Catholic Church spent millions meant for residential school survivors privately: Report

By Jeremy Appel, Local Journalism Initiative Reporter 

(ANNews) – The Roman Catholic Church has spent millions of dollars intended to compensate residential school survivors on lawyers, administration and private fundraising, according to documents obtained by CBC News

The other churches involved in the landmark 2005 residential schools compensation agreement — Anglican, United and Presbyterian — paid the full amount of compensation owed without any issues. 

One of the documents, a 53-page factum from the federal government for a 2015 court case, notes “a large number of serious accounting discrepancies that are alarming to Canada” from the Catholic Church. 

The Catholic Church never had to account for these discrepancies, because Saskatchewan Court of Queen’s Bench Justice Neil Gabrielson closed the case after approving a buyout from the Church on the eve of the 2015 hearing. 

Mary Ellen Turpel-Lafond, a former Saskatchewan provincial court judge and director of the University of British Columbia’s Indian Residential School History and Dialogue Centre in Vancouver, called the Church’s conduct “unbelievably, absolutely gross” and “completely wrong” after the CBC provided her with the documents. 

“How could anyone do something like this?” she asked rhetorically. 

A representative of the Canadian Conference of Catholic Bishops (CCCB) told the CBC that the CCCB was not a party to the agreement, as individual dioceses and orders established an arms-length corporation to oversee the deal. 

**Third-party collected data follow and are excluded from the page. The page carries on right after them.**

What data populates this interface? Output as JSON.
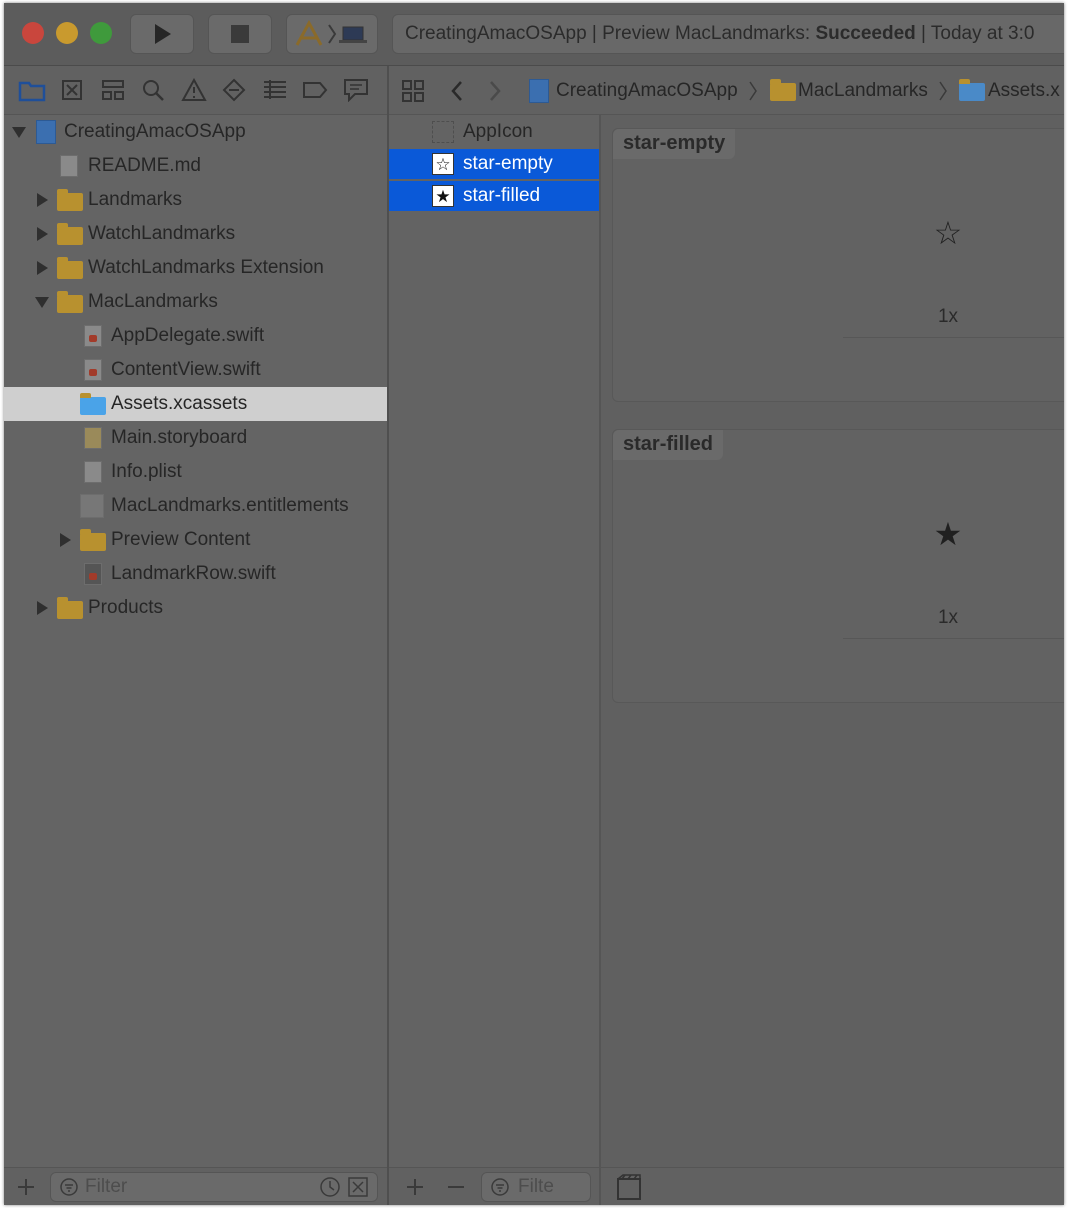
{
  "window": {
    "status": {
      "prefix": "CreatingAmacOSApp | Preview MacLandmarks: ",
      "result": "Succeeded",
      "suffix": " | Today at 3:0"
    },
    "colors": {
      "close": "#c9463d",
      "minimize": "#c99a2e",
      "zoom": "#3f9a3c",
      "selection": "#0a59d8",
      "folder": "#b8912f"
    }
  },
  "toolbar": {
    "run_icon": "play-icon",
    "stop_icon": "stop-icon",
    "scheme_icon": "xcode-app-icon",
    "destination_icon": "laptop-icon"
  },
  "navigator": {
    "tabs": [
      "folder-icon",
      "source-control-icon",
      "hierarchy-icon",
      "search-icon",
      "warning-icon",
      "test-icon",
      "debug-icon",
      "breakpoint-icon",
      "report-icon"
    ],
    "items": [
      {
        "label": "CreatingAmacOSApp"
      },
      {
        "label": "README.md"
      },
      {
        "label": "Landmarks"
      },
      {
        "label": "WatchLandmarks"
      },
      {
        "label": "WatchLandmarks Extension"
      },
      {
        "label": "MacLandmarks"
      },
      {
        "label": "AppDelegate.swift"
      },
      {
        "label": "ContentView.swift"
      },
      {
        "label": "Assets.xcassets"
      },
      {
        "label": "Main.storyboard"
      },
      {
        "label": "Info.plist"
      },
      {
        "label": "MacLandmarks.entitlements"
      },
      {
        "label": "Preview Content"
      },
      {
        "label": "LandmarkRow.swift"
      },
      {
        "label": "Products"
      }
    ],
    "filter_placeholder": "Filter"
  },
  "jumpbar": {
    "crumbs": [
      "CreatingAmacOSApp",
      "MacLandmarks",
      "Assets.x"
    ]
  },
  "assets": {
    "items": [
      {
        "label": "AppIcon"
      },
      {
        "label": "star-empty",
        "glyph": "☆"
      },
      {
        "label": "star-filled",
        "glyph": "★"
      }
    ],
    "filter_placeholder": "Filte"
  },
  "editor": {
    "sets": [
      {
        "title": "star-empty",
        "glyph": "☆",
        "scale": "1x"
      },
      {
        "title": "star-filled",
        "glyph": "★",
        "scale": "1x"
      }
    ]
  }
}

The spokesperson said Church officials “are committed to continue engaging and listening”, citing the “historic delegation” that is travelling to the Vatican in December to request the Pope visit Canada to apologize for the Church’s leading role in operating residential schools. 

As part of the initial settlement, the Church was required to pay $29 million with strict criteria for its use. 

Of that $29 million, the Church paid $2.7 million to lawyers for unrelated legal representation, $2.3 million in administration costs that no other church that was party to the agreement required, $1.6 million in donations to unapproved projects with a First Nations component, for which no invoices or further explanation was provided, and an $8-million deduction for compensation paid prior to the 2005 agreement. 

The latter expense is permissible under the agreement, but the Church hasn’t mentioned it publicly, nor did it provide annual financial statements until 2012, as required.

During the same time period, the Church spent in excess of $300 million on church renovations.  

According to a Globe and Mail investigation, the Catholic Church had net assets of at least $4.1 billion in 2019 and gave out $886 million in donations to 3,446 to Catholic Church-affiliated charities that year. 

This makes the Church by far the largest charitable contributor in the country, outspending second-place World Vision by $669 million.